A disputa presidencial mais acirrada dos últimos 12 anos detonou uma onda de especulação com ações de estatais. O mercado aposta que, quanto piores forem as pesquisas eleitorais para a presidente Dilma Rousseff, mais as ações dessas empresas sobem na Bolsa de Valores.
Os investidores têm o pé atrás com a presidente porque avaliam que as intervenções do governo nas estatais prejudicam sua rentabilidade. Na visão do mercado, Brasília sacrifica o ganho dessas empresas para controlar preços e estimular o consumo.
Esse “efeito Dilma” foi medido num levantamento sobre o desempenho dos papéis de cinco estatais nos dias da divulgação das últimas 19 pesquisas Ibope e Datafolha. Segundo o estudo, cada ponto da popularidade da presidente vale US$ 801 milhões (cerca de R$ 1,7 bilhão).
Esse foi o ganho de Petrobras , Banco do Brasil, Eletrobras, Cemig e Cesp a cada ponto de aprovação que Dilma perdeu. A conta foi feita pelos economistas do Insper Sérgio Lazzarini, Bruna Bettinelli Alves e João Manoel Pinho de Mello, também analista da gestora Pacífico.
A cada ponto que a aprovação de Dilma perdeu nas pesquisas, as ações dessas empresas subiram em média 0,5 ponto percentual acima da média do mercado, calculada pelo índice Ibovespa.
Neste ano, somente o “efeito Dilma” produziu um ganho, médio, de US$ 4,8 bilhões (R$ 10,6 bilhões) no valor dessas cinco estatais. Segundo o estudo, isso ocorreu porque de fevereiro a julho, a aprovação da presidente caiu de 41% para 35%.
A ansiedade do mercado com o resultado das eleições não era tão evidente desde 2002, quando Lula despontou como favorito na disputa pela Presidência.
Na época, bancos criaram indicadores para estimar como a vantagem de Lula afetaria aplicações atreladas ao dólar e à taxa de juros. O mais famoso foi o lulômetro, do banco Goldman Sachs.

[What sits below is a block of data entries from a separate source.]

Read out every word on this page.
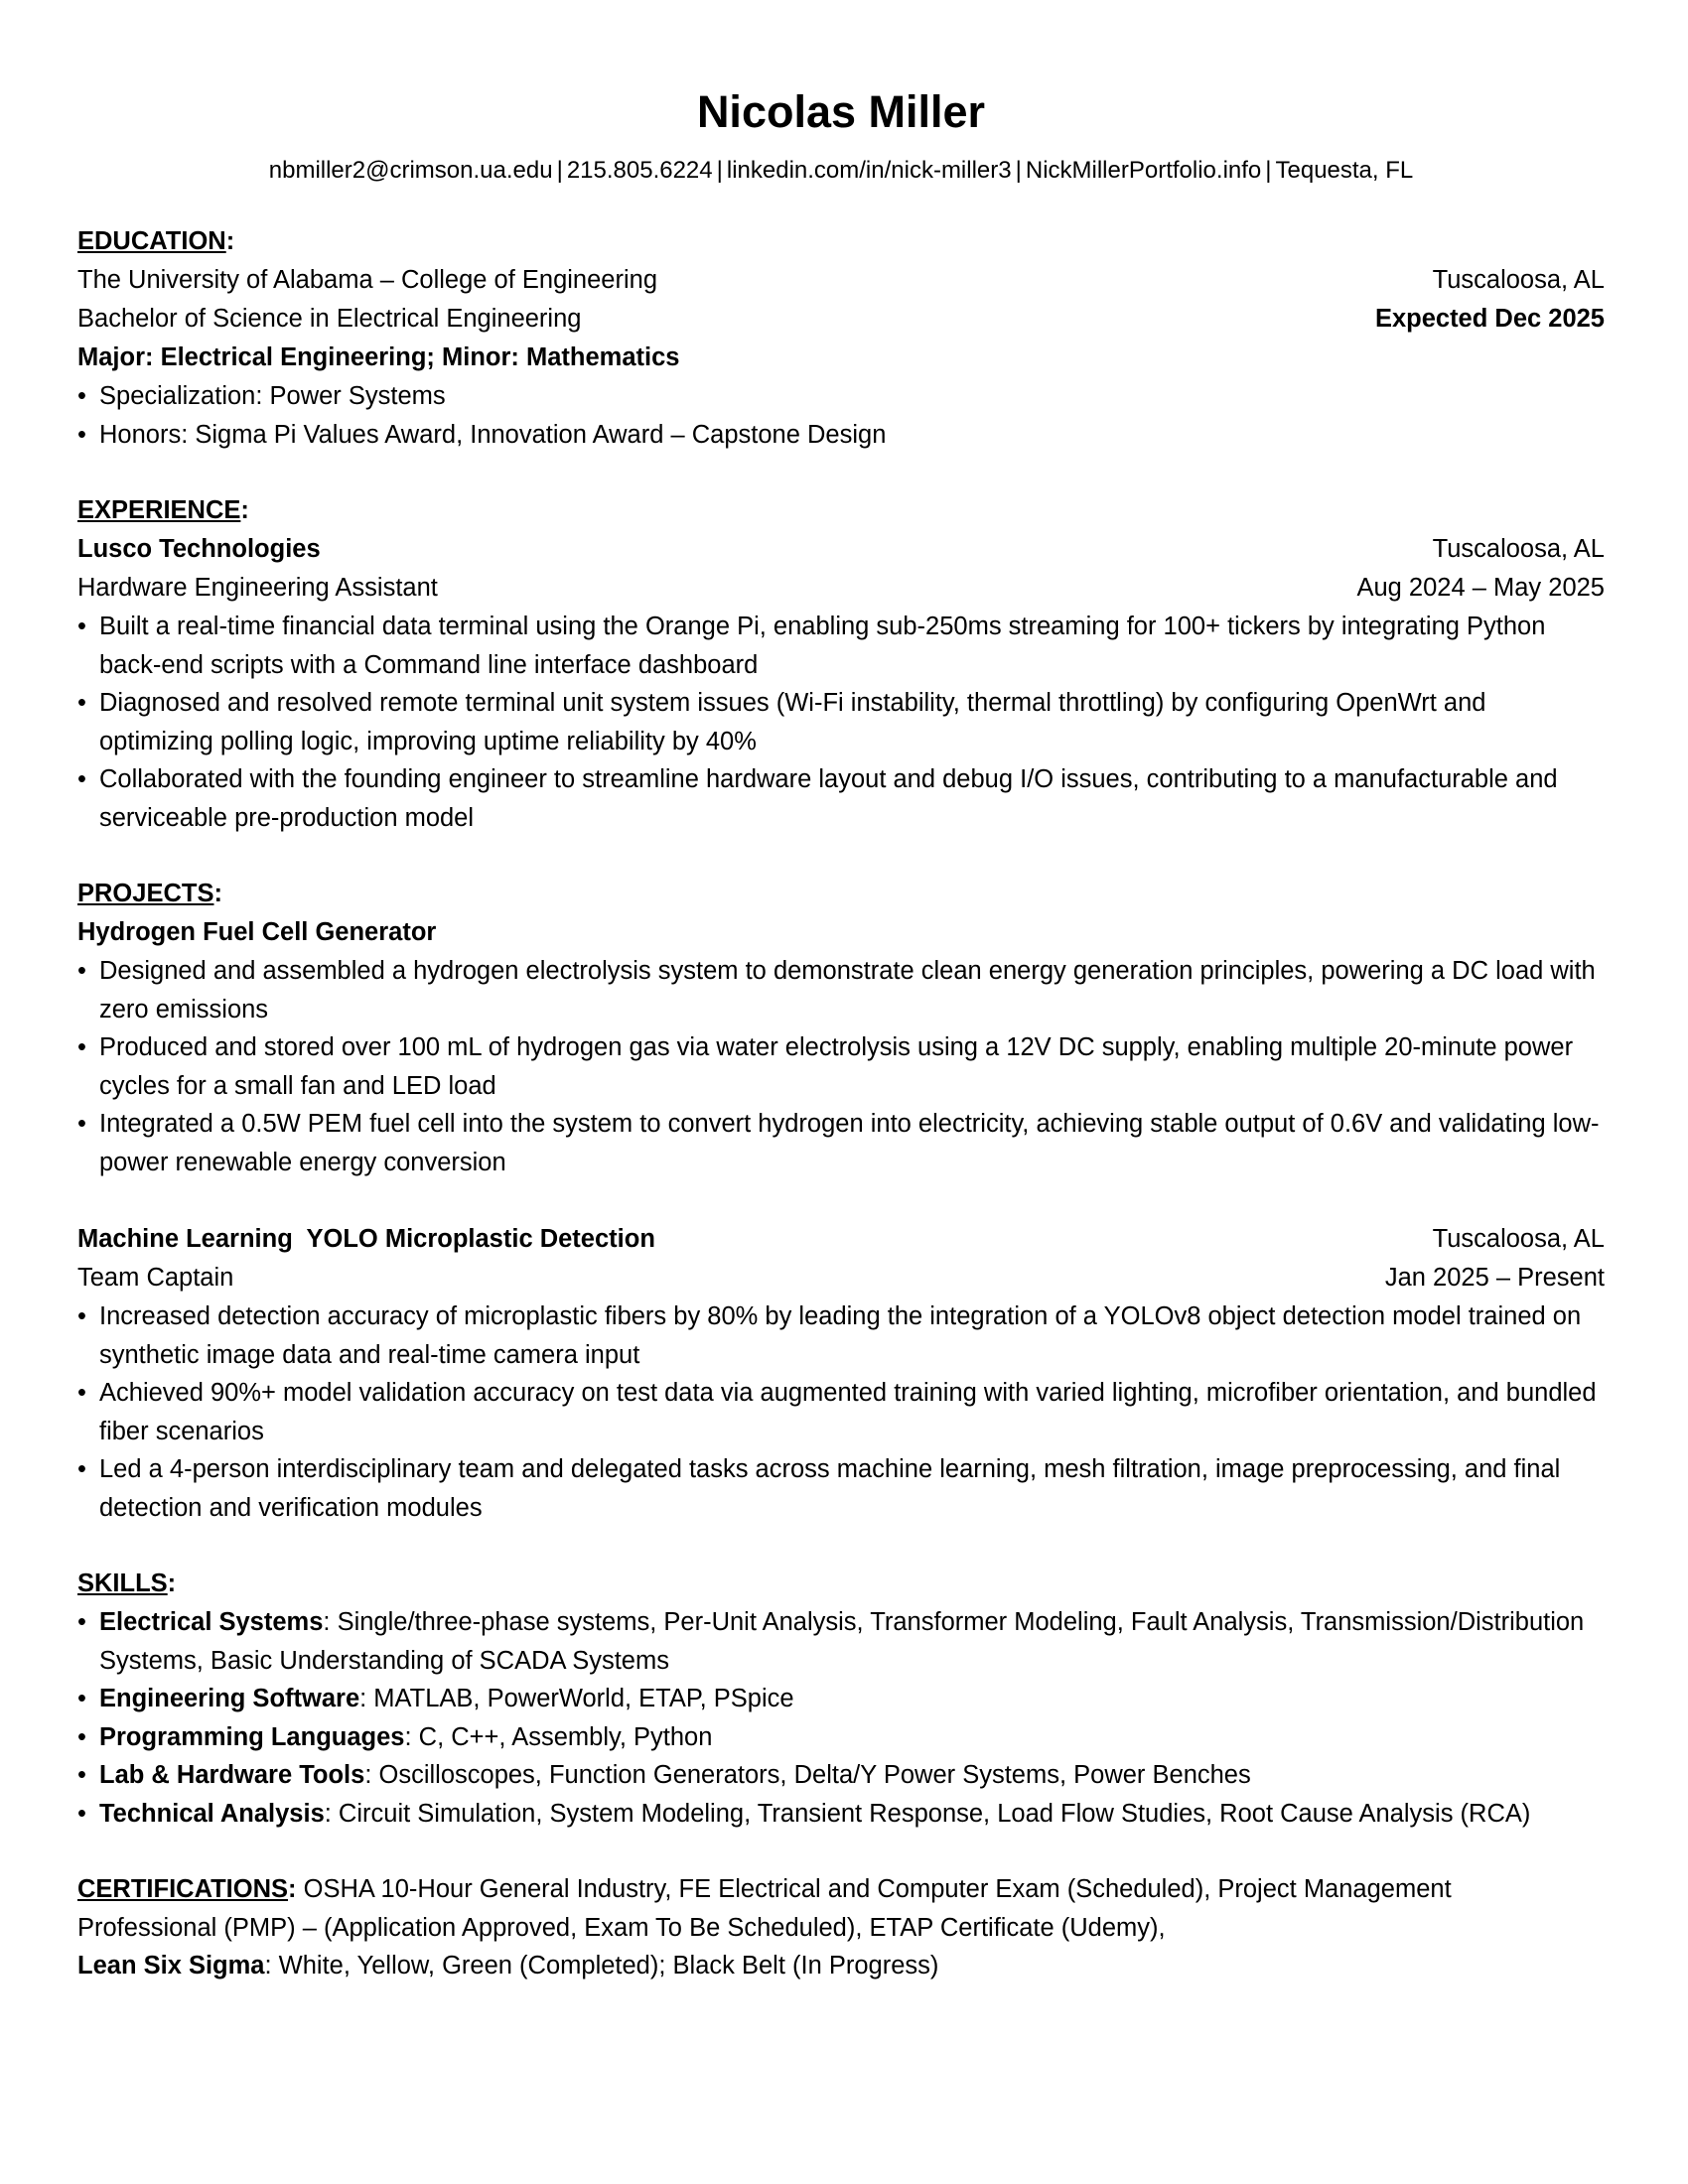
Nicolas Miller
nbmiller2@crimson.ua.edu | 215.805.6224 | linkedin.com/in/nick-miller3 | NickMillerPortfolio.info | Tequesta, FL
EDUCATION:
The University of Alabama – College of Engineering	Tuscaloosa, AL
Bachelor of Science in Electrical Engineering	Expected Dec 2025
Major: Electrical Engineering; Minor: Mathematics
• Specialization: Power Systems
• Honors: Sigma Pi Values Award, Innovation Award – Capstone Design
EXPERIENCE:
Lusco Technologies	Tuscaloosa, AL
Hardware Engineering Assistant	Aug 2024 – May 2025
• Built a real-time financial data terminal using the Orange Pi, enabling sub-250ms streaming for 100+ tickers by integrating Python back-end scripts with a Command line interface dashboard
• Diagnosed and resolved remote terminal unit system issues (Wi-Fi instability, thermal throttling) by configuring OpenWrt and optimizing polling logic, improving uptime reliability by 40%
• Collaborated with the founding engineer to streamline hardware layout and debug I/O issues, contributing to a manufacturable and serviceable pre-production model
PROJECTS:
Hydrogen Fuel Cell Generator
• Designed and assembled a hydrogen electrolysis system to demonstrate clean energy generation principles, powering a DC load with zero emissions
• Produced and stored over 100 mL of hydrogen gas via water electrolysis using a 12V DC supply, enabling multiple 20-minute power cycles for a small fan and LED load
• Integrated a 0.5W PEM fuel cell into the system to convert hydrogen into electricity, achieving stable output of 0.6V and validating low-power renewable energy conversion
Machine Learning  YOLO Microplastic Detection	Tuscaloosa, AL
Team Captain	Jan 2025 – Present
• Increased detection accuracy of microplastic fibers by 80% by leading the integration of a YOLOv8 object detection model trained on synthetic image data and real-time camera input
• Achieved 90%+ model validation accuracy on test data via augmented training with varied lighting, microfiber orientation, and bundled fiber scenarios
• Led a 4-person interdisciplinary team and delegated tasks across machine learning, mesh filtration, image preprocessing, and final detection and verification modules
SKILLS:
• Electrical Systems: Single/three-phase systems, Per-Unit Analysis, Transformer Modeling, Fault Analysis, Transmission/Distribution Systems, Basic Understanding of SCADA Systems
• Engineering Software: MATLAB, PowerWorld, ETAP, PSpice
• Programming Languages: C, C++, Assembly, Python
• Lab & Hardware Tools: Oscilloscopes, Function Generators, Delta/Y Power Systems, Power Benches
• Technical Analysis: Circuit Simulation, System Modeling, Transient Response, Load Flow Studies, Root Cause Analysis (RCA)
CERTIFICATIONS: OSHA 10-Hour General Industry, FE Electrical and Computer Exam (Scheduled), Project Management
Professional (PMP) – (Application Approved, Exam To Be Scheduled), ETAP Certificate (Udemy),
Lean Six Sigma: White, Yellow, Green (Completed); Black Belt (In Progress)
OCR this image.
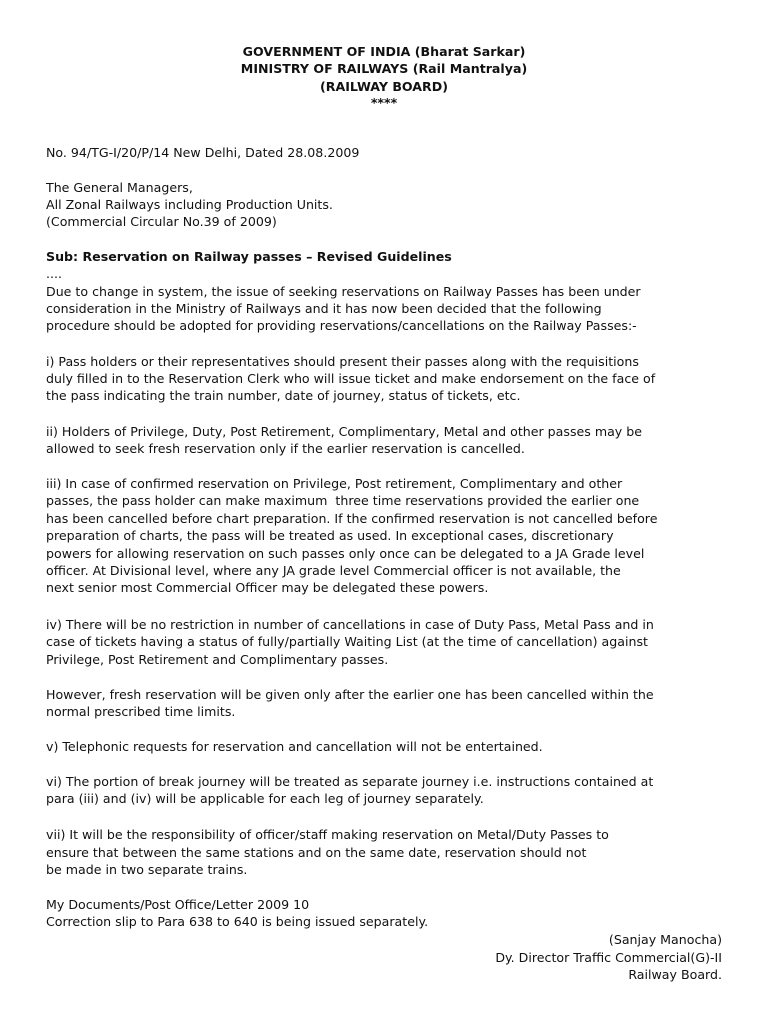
GOVERNMENT OF INDIA (Bharat Sarkar)
MINISTRY OF RAILWAYS (Rail Mantralya)
(RAILWAY BOARD)
****
No. 94/TG-I/20/P/14 New Delhi, Dated 28.08.2009
The General Managers,
All Zonal Railways including Production Units.
(Commercial Circular No.39 of 2009)
Sub: Reservation on Railway passes – Revised Guidelines
....
Due to change in system, the issue of seeking reservations on Railway Passes has been under
consideration in the Ministry of Railways and it has now been decided that the following
procedure should be adopted for providing reservations/cancellations on the Railway Passes:-
i) Pass holders or their representatives should present their passes along with the requisitions
duly filled in to the Reservation Clerk who will issue ticket and make endorsement on the face of
the pass indicating the train number, date of journey, status of tickets, etc.
ii) Holders of Privilege, Duty, Post Retirement, Complimentary, Metal and other passes may be
allowed to seek fresh reservation only if the earlier reservation is cancelled.
iii) In case of confirmed reservation on Privilege, Post retirement, Complimentary and other
passes, the pass holder can make maximum  three time reservations provided the earlier one
has been cancelled before chart preparation. If the confirmed reservation is not cancelled before
preparation of charts, the pass will be treated as used. In exceptional cases, discretionary
powers for allowing reservation on such passes only once can be delegated to a JA Grade level
officer. At Divisional level, where any JA grade level Commercial officer is not available, the
next senior most Commercial Officer may be delegated these powers.
iv) There will be no restriction in number of cancellations in case of Duty Pass, Metal Pass and in
case of tickets having a status of fully/partially Waiting List (at the time of cancellation) against
Privilege, Post Retirement and Complimentary passes.
However, fresh reservation will be given only after the earlier one has been cancelled within the
normal prescribed time limits.
v) Telephonic requests for reservation and cancellation will not be entertained.
vi) The portion of break journey will be treated as separate journey i.e. instructions contained at
para (iii) and (iv) will be applicable for each leg of journey separately.
vii) It will be the responsibility of officer/staff making reservation on Metal/Duty Passes to
ensure that between the same stations and on the same date, reservation should not
be made in two separate trains.
My Documents/Post Office/Letter 2009 10
Correction slip to Para 638 to 640 is being issued separately.
(Sanjay Manocha)
Dy. Director Traffic Commercial(G)-II
Railway Board.
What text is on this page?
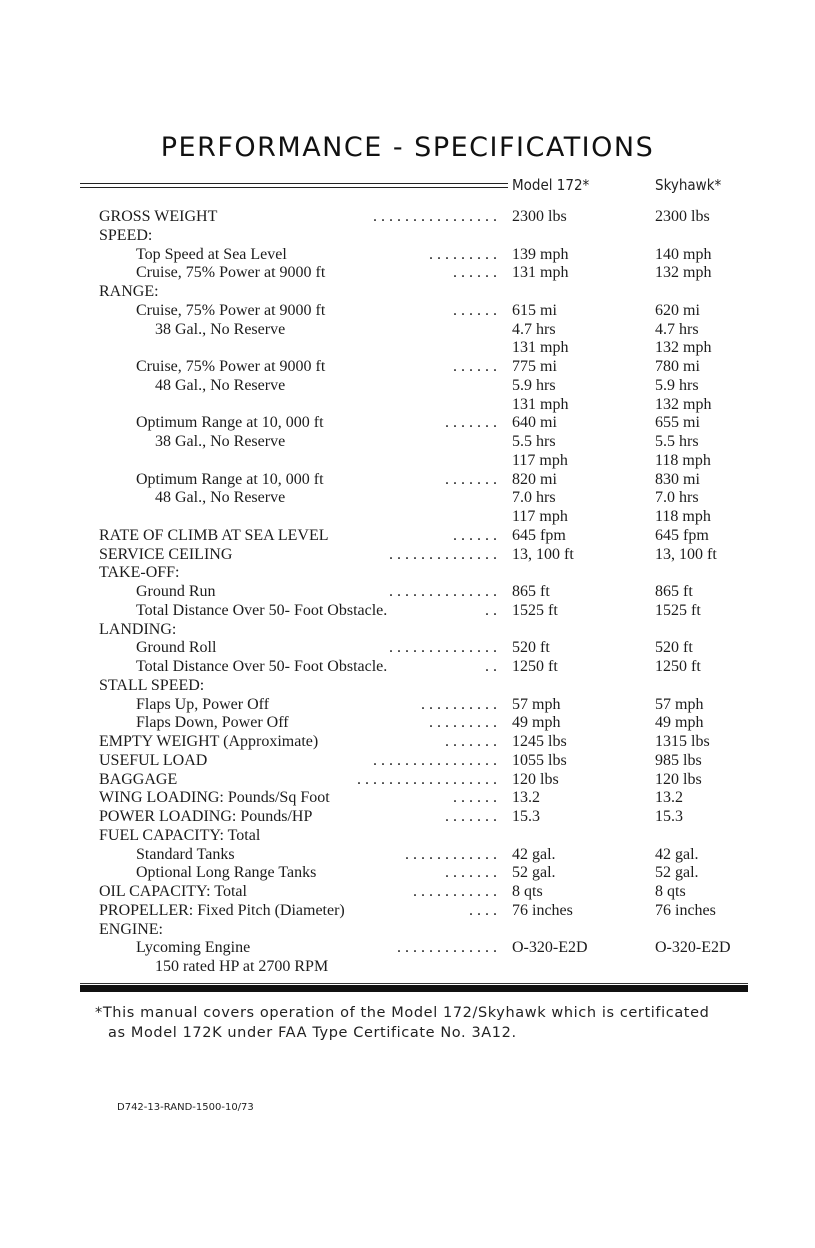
PERFORMANCE - SPECIFICATIONS
Model 172*	Skyhawk*
GROSS WEIGHT	. . . . . . . . . . . . . . . . 2300 lbs	2300 lbs
SPEED:
Top Speed at Sea Level	. . . . . . . . . 139 mph	140 mph
Cruise, 75% Power at 9000 ft	. . . . . . 131 mph	132 mph
RANGE:
Cruise, 75% Power at 9000 ft	. . . . . . 615 mi	620 mi
38 Gal., No Reserve	4.7 hrs	4.7 hrs
131 mph	132 mph
Cruise, 75% Power at 9000 ft	. . . . . . 775 mi	780 mi
48 Gal., No Reserve	5.9 hrs	5.9 hrs
131 mph	132 mph
Optimum Range at 10, 000 ft	. . . . . . . 640 mi	655 mi
38 Gal., No Reserve	5.5 hrs	5.5 hrs
117 mph	118 mph
Optimum Range at 10, 000 ft	. . . . . . . 820 mi	830 mi
48 Gal., No Reserve	7.0 hrs	7.0 hrs
117 mph	118 mph
RATE OF CLIMB AT SEA LEVEL	. . . . . . 645 fpm	645 fpm
SERVICE CEILING	. . . . . . . . . . . . . . 13, 100 ft	13, 100 ft
TAKE-OFF:
Ground Run	. . . . . . . . . . . . . . 865 ft	865 ft
Total Distance Over 50- Foot Obstacle.	. . 1525 ft	1525 ft
LANDING:
Ground Roll	. . . . . . . . . . . . . . 520 ft	520 ft
Total Distance Over 50- Foot Obstacle.	. . 1250 ft	1250 ft
STALL SPEED:
Flaps Up, Power Off	. . . . . . . . . . 57 mph	57 mph
Flaps Down, Power Off	. . . . . . . . . 49 mph	49 mph
EMPTY WEIGHT (Approximate)	. . . . . . . 1245 lbs	1315 lbs
USEFUL LOAD	. . . . . . . . . . . . . . . . 1055 lbs	985 lbs
BAGGAGE	. . . . . . . . . . . . . . . . . . 120 lbs	120 lbs
WING LOADING: Pounds/Sq Foot	. . . . . . 13.2	13.2
POWER LOADING: Pounds/HP	. . . . . . . 15.3	15.3
FUEL CAPACITY: Total
Standard Tanks	. . . . . . . . . . . . 42 gal.	42 gal.
Optional Long Range Tanks	. . . . . . . 52 gal.	52 gal.
OIL CAPACITY: Total	. . . . . . . . . . . 8 qts	8 qts
PROPELLER: Fixed Pitch (Diameter)	. . . . 76 inches	76 inches
ENGINE:
Lycoming Engine	. . . . . . . . . . . . . O-320-E2D	O-320-E2D
150 rated HP at 2700 RPM
*This manual covers operation of the Model 172/Skyhawk which is certificated
as Model 172K under FAA Type Certificate No. 3A12.
D742-13-RAND-1500-10/73
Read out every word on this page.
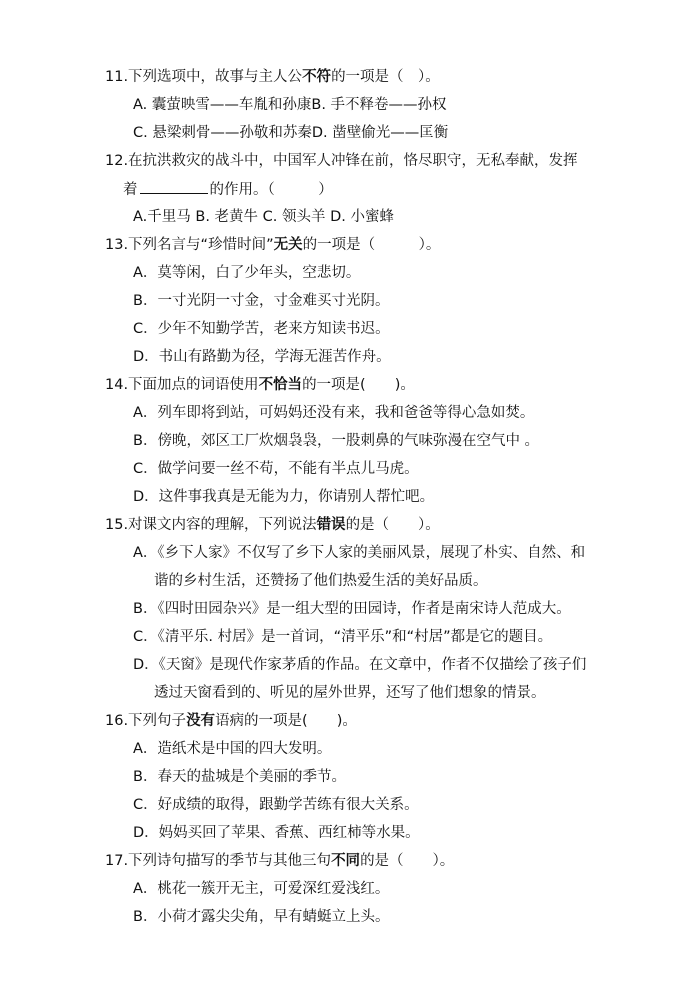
11.下列选项中，故事与主人公不符的一项是（　）。
A. 囊萤映雪——车胤和孙康B. 手不释卷——孙权
C. 悬梁刺骨——孙敬和苏秦D. 凿壁偷光——匡衡
12.在抗洪救灾的战斗中，中国军人冲锋在前，恪尽职守，无私奉献，发挥
着	的作用。（　　　）
A.千里马 B. 老黄牛 C. 领头羊 D. 小蜜蜂
13.下列名言与“珍惜时间”无关的一项是（　　　）。
A．莫等闲，白了少年头，空悲切。
B．一寸光阴一寸金，寸金难买寸光阴。
C．少年不知勤学苦，老来方知读书迟。
D．书山有路勤为径，学海无涯苦作舟。
14.下面加点的词语使用不恰当的一项是(　　)。
A．列车即将到站，可妈妈还没有来，我和爸爸等得心急如焚。
B．傍晚，郊区工厂炊烟袅袅，一股刺鼻的气味弥漫在空气中 。
C．做学问要一丝不苟，不能有半点儿马虎。
D．这件事我真是无能为力，你请别人帮忙吧。
15.对课文内容的理解，下列说法错误的是（　　）。
A．《乡下人家》不仅写了乡下人家的美丽风景，展现了朴实、自然、和
谐的乡村生活，还赞扬了他们热爱生活的美好品质。
B．《四时田园杂兴》是一组大型的田园诗，作者是南宋诗人范成大。
C．《清平乐. 村居》是一首词，“清平乐”和“村居”都是它的题目。
D．《天窗》是现代作家茅盾的作品。在文章中，作者不仅描绘了孩子们
透过天窗看到的、听见的屋外世界，还写了他们想象的情景。
16.下列句子没有语病的一项是(　　)。
A．造纸术是中国的四大发明。
B．春天的盐城是个美丽的季节。
C．好成绩的取得，跟勤学苦练有很大关系。
D．妈妈买回了苹果、香蕉、西红柿等水果。
17.下列诗句描写的季节与其他三句不同的是（　　）。
A．桃花一簇开无主，可爱深红爱浅红。
B．小荷才露尖尖角，早有蜻蜓立上头。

“Na eleição do Lula, a dúvida era se o sistema econômico seria alterado. Já o governo Dilma foi marcado pelas intervenções pesadas nas empresas estatais. Com a reeleição, o mercado acredita que isso vai continuar”, afirma Lazzarini, do Insper.
Essa diferença faz com que a especulação se concentre, desta vez, na Bolsa de Valores. Outro fator que desencoraja apostas com o dólar é que o Banco Central tem reservas muito maiores que em 2002.
PESQUISAS E BOATOS
O mercado financeiro é um terreno nervoso por natureza, com profissionais que se dedicam a saltar sobre informações relevantes antes dos outros para ganhar dinheiro. Nesse ambiente, a eleição virou motivo para apostas, movidas a pesquisas eleitorais, consultorias e boatos.
“É especulação pura e da pior qualidade. Ao fazer essa aposta, o investidor busca um ganho de curtíssimo prazo e subestima a capacidade do atual governo de fazer as pazes com o mercado num segundo mandato”, afirma Ricardo Lacerda, do banco de investimentos BR Partners.
Na última quarta-feira, a especulação sobre números positivos para Dilma no Datafolha fez a ação da Petrobras cair 1,1% em 45 minutos. “Os preços das ações estão sendo ditados pelas eleições. Os fundamentos econômicos ficaram de lado”, diz Daniel Cunha, da XP Investimentos.
O cenário político passou a interferir mais intensamente na Bolsa do começo do ano para cá. Se a corrida pela Presidência continuar disputada, será assim até outubro.
A agitação no cenário eleitoral esquentou o mercado de consultoria.
A agitação no cenário eleitoral esquentou o mercado de consultoria política e a venda de pesquisas que tentam reproduzir o resultado de Datafolha e Ibope antes que sejam divulgados.
Com essas sondagens em mãos, os operadores compram ou vendem ações antes que a pesquisa oficial venha a público, o que lhes daria vantagem sobre os demais investidores. As pesquisas mais elaboradas custam de R$ 150 mil a R$ 170 mil.
Corretoras e gestoras menores também tentam antecipar os movimentos com o serviço de consultores, que cobram de R$ 7 mil a R$ 9 mil por pacotes mensais de assessoria política.
O cientista político Alberto Almeida seria um dos principais fornecedores de levantamentos que prometem antecipar a tendência das pesquisas eleitorais. Procurado, ele não quis dar entrevista.
A especulação com ações chamou a atenção da CVM (Comissão de Valores Mobiliários).
No começo do mês passado, a entidade começou a monitorar o mercado para checar se investidores estão tendo acesso a vazamentos de pesquisas eleitorais.